Dall’inizio della pandemia fino a novembre 2023 il numero dei miliardari italiani è aumentato di 27 unità (passando da 36 a 63) e il valore dei patrimoni miliardari (pari a 217,6 miliardi di dollari a fine novembre 2023) è cresciuto in termini reali di oltre 68 miliardi di dollari (+46%). Nel corso del 2023 è cresciuto anche il numero dei multimilionari italiani: l’insieme dei titolari di patrimoni finanziari superiori a 5 milioni di dollari si è ampliato di 11.830 unità (passati da 80.880 a 92.710). Il valore dei loro asset è lievitato di 178 miliardi di dollari in termini reali nell’ultimo anno.

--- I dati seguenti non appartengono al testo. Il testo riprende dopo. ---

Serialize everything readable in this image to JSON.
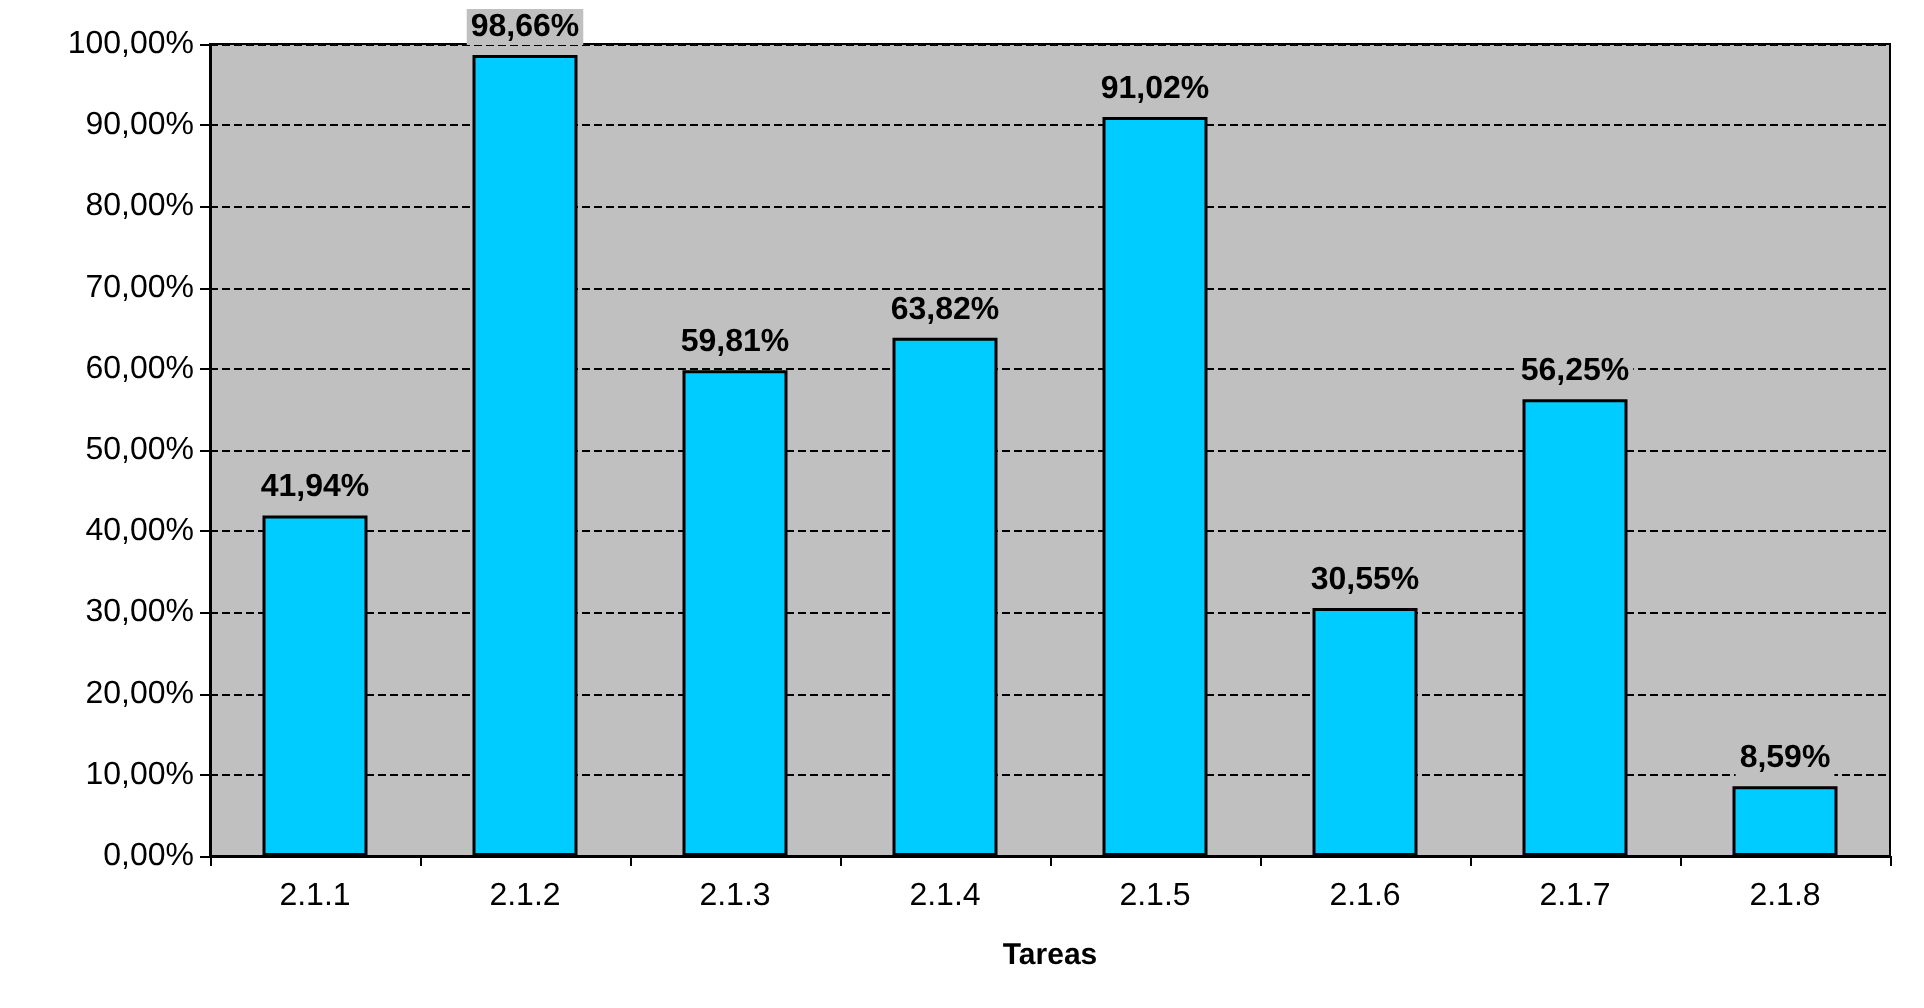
{
  "chart_data": {
    "type": "bar",
    "xlabel": "Tareas",
    "categories": [
      "2.1.1",
      "2.1.2",
      "2.1.3",
      "2.1.4",
      "2.1.5",
      "2.1.6",
      "2.1.7",
      "2.1.8"
    ],
    "values": [
      41.94,
      98.66,
      59.81,
      63.82,
      91.02,
      30.55,
      56.25,
      8.59
    ],
    "value_labels": [
      "41,94%",
      "98,66%",
      "59,81%",
      "63,82%",
      "91,02%",
      "30,55%",
      "56,25%",
      "8,59%"
    ],
    "color": "#00ccff",
    "ylim": [
      0,
      100
    ],
    "yticks": [
      {
        "value": 0,
        "label": "0,00%"
      },
      {
        "value": 10,
        "label": "10,00%"
      },
      {
        "value": 20,
        "label": "20,00%"
      },
      {
        "value": 30,
        "label": "30,00%"
      },
      {
        "value": 40,
        "label": "40,00%"
      },
      {
        "value": 50,
        "label": "50,00%"
      },
      {
        "value": 60,
        "label": "60,00%"
      },
      {
        "value": 70,
        "label": "70,00%"
      },
      {
        "value": 80,
        "label": "80,00%"
      },
      {
        "value": 90,
        "label": "90,00%"
      },
      {
        "value": 100,
        "label": "100,00%"
      }
    ],
    "grid": "y"
  }
}
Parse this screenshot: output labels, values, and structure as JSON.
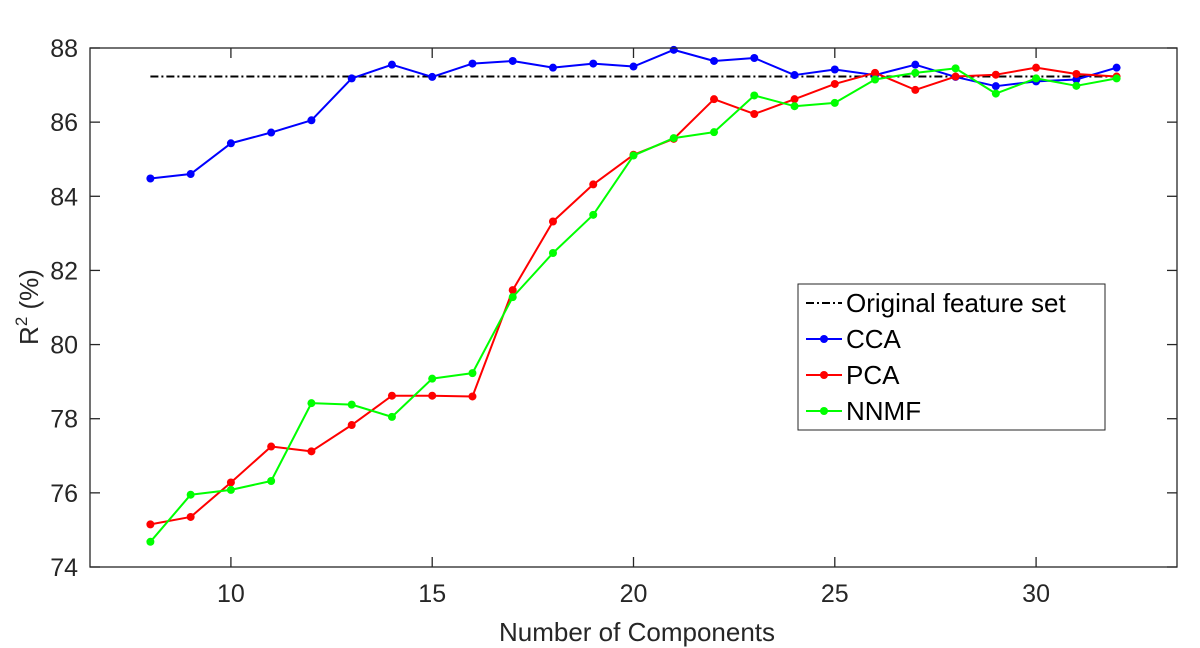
{
  "chart_data": {
    "type": "line",
    "xlabel": "Number of Components",
    "ylabel_main": "R",
    "ylabel_sup": "2",
    "ylabel_rest": " (%)",
    "xlim": [
      6.5,
      33.5
    ],
    "ylim": [
      74,
      88
    ],
    "xticks": [
      10,
      15,
      20,
      25,
      30
    ],
    "yticks": [
      74,
      76,
      78,
      80,
      82,
      84,
      86,
      88
    ],
    "grid": false,
    "legend_position": "right-center",
    "baseline": {
      "name": "Original feature set",
      "value": 87.23,
      "x_range": [
        8,
        32
      ],
      "color": "#000000",
      "style": "dash-dot"
    },
    "x": [
      8,
      9,
      10,
      11,
      12,
      13,
      14,
      15,
      16,
      17,
      18,
      19,
      20,
      21,
      22,
      23,
      24,
      25,
      26,
      27,
      28,
      29,
      30,
      31,
      32
    ],
    "series": [
      {
        "name": "CCA",
        "color": "#0000ff",
        "values": [
          84.48,
          84.6,
          85.43,
          85.72,
          86.05,
          87.18,
          87.55,
          87.22,
          87.58,
          87.65,
          87.47,
          87.58,
          87.5,
          87.95,
          87.65,
          87.73,
          87.27,
          87.42,
          87.27,
          87.55,
          87.22,
          86.97,
          87.1,
          87.15,
          87.47
        ]
      },
      {
        "name": "PCA",
        "color": "#ff0000",
        "values": [
          75.15,
          75.35,
          76.28,
          77.25,
          77.12,
          77.83,
          78.62,
          78.62,
          78.6,
          81.47,
          83.32,
          84.32,
          85.12,
          85.55,
          86.62,
          86.22,
          86.62,
          87.03,
          87.33,
          86.87,
          87.23,
          87.28,
          87.47,
          87.3,
          87.23
        ]
      },
      {
        "name": "NNMF",
        "color": "#00ff00",
        "values": [
          74.68,
          75.95,
          76.08,
          76.32,
          78.42,
          78.38,
          78.05,
          79.08,
          79.23,
          81.28,
          82.47,
          83.5,
          85.1,
          85.57,
          85.73,
          86.72,
          86.43,
          86.52,
          87.15,
          87.33,
          87.45,
          86.77,
          87.18,
          86.98,
          87.18
        ]
      }
    ]
  }
}
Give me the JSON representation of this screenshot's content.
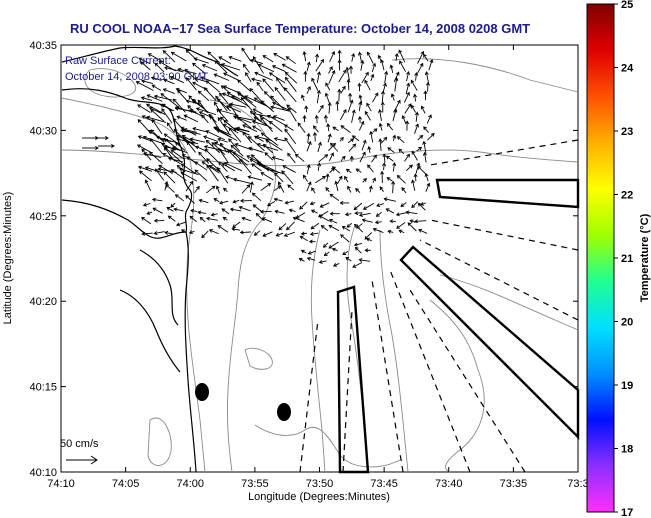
{
  "figure": {
    "title": "RU COOL  NOAA−17  Sea Surface Temperature:  October 14, 2008 0208 GMT",
    "xlabel": "Longitude (Degrees:Minutes)",
    "ylabel": "Latitude (Degrees:Minutes)",
    "x_ticks": [
      "74:10",
      "74:05",
      "74:00",
      "73:55",
      "73:50",
      "73:45",
      "73:40",
      "73:35",
      "73:3"
    ],
    "y_ticks": [
      "40:35",
      "40:30",
      "40:25",
      "40:20",
      "40:15",
      "40:10"
    ],
    "annotation_line1": "Raw Surface Current:",
    "annotation_line2": "October 14, 2008 03:00 GMT",
    "scale_label": "50 cm/s"
  },
  "colorbar": {
    "label": "Temperature (°C)",
    "ticks": [
      "25",
      "24",
      "23",
      "22",
      "21",
      "20",
      "19",
      "18",
      "17"
    ],
    "colors": [
      "#ff2fff",
      "#8c2fff",
      "#0010ff",
      "#0090ff",
      "#00e0ff",
      "#20ff90",
      "#a0ff00",
      "#ffff00",
      "#ffb000",
      "#ff5000",
      "#e00000",
      "#800000"
    ]
  }
}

D’altro canto è cresciuta anche l’incidenza della povertà assoluta nel 2022. Poco più di 2 milioni e 180mila famiglie nel 2022 vivevano in condizioni di povertà assoluta, non disponendo di risorse mensili sufficienti ad acquistare un paniere di beni e servizi essenziali per vivere in condizioni dignitose. L’incidenza della povertà a livello familiare è passata in un anno dal 7,7% all’8,3%, mentre quella individuale è cresciuta dal 9,1% al 9,7%.
In Italia, a fine del 2022 il patrimonio netto dell’1% più ricco era 84 volte superiore a quello detenuto dal 20% più povero della popolazione, la cui quota di ricchezza si è dimezzata tra il 2021 e il 2022 - Oxfam
Non basta il dato positivo del tasso di occupazione al 61,3% per le persone tra i 15 e i 64 anni di età a fronte della perdurante stagnazione salariale, della contenuta produttività del lavoro, della bassa qualità lavorativa di giovani e donne e soprattutto del diffuso ricorso a forme di lavoro povero e atipico che determina marcate disuguaglianze retributive e costringe 5,6 milioni di italiani in condizioni di povertà assoluta.
«L’assenza di una chiara politica industriale, orientata alla creazione di posti di lavoro di qualità, costituisce una rinuncia a contrastare l’indebolimento dell’economia nazionale e a riqualificare lo sviluppo del Paese in campo tecnologico e ambientale – così denuncia Mikhail Maslennikov, policy advisor su giustizia economica di Oxfam Italia – L’ulteriore liberalizzazione dei contratti a termine e del lavoro occasionale rischia di rafforzare le trappole della saltuarietà, discontinuità e precarietà lavorativa. L’opposizione al salario minimo legale è infine una scelta emblematica di un profondo disinteresse a tutelare i lavoratori meno protetti, impiegati in settori in cui la forza dei sindacati è minima».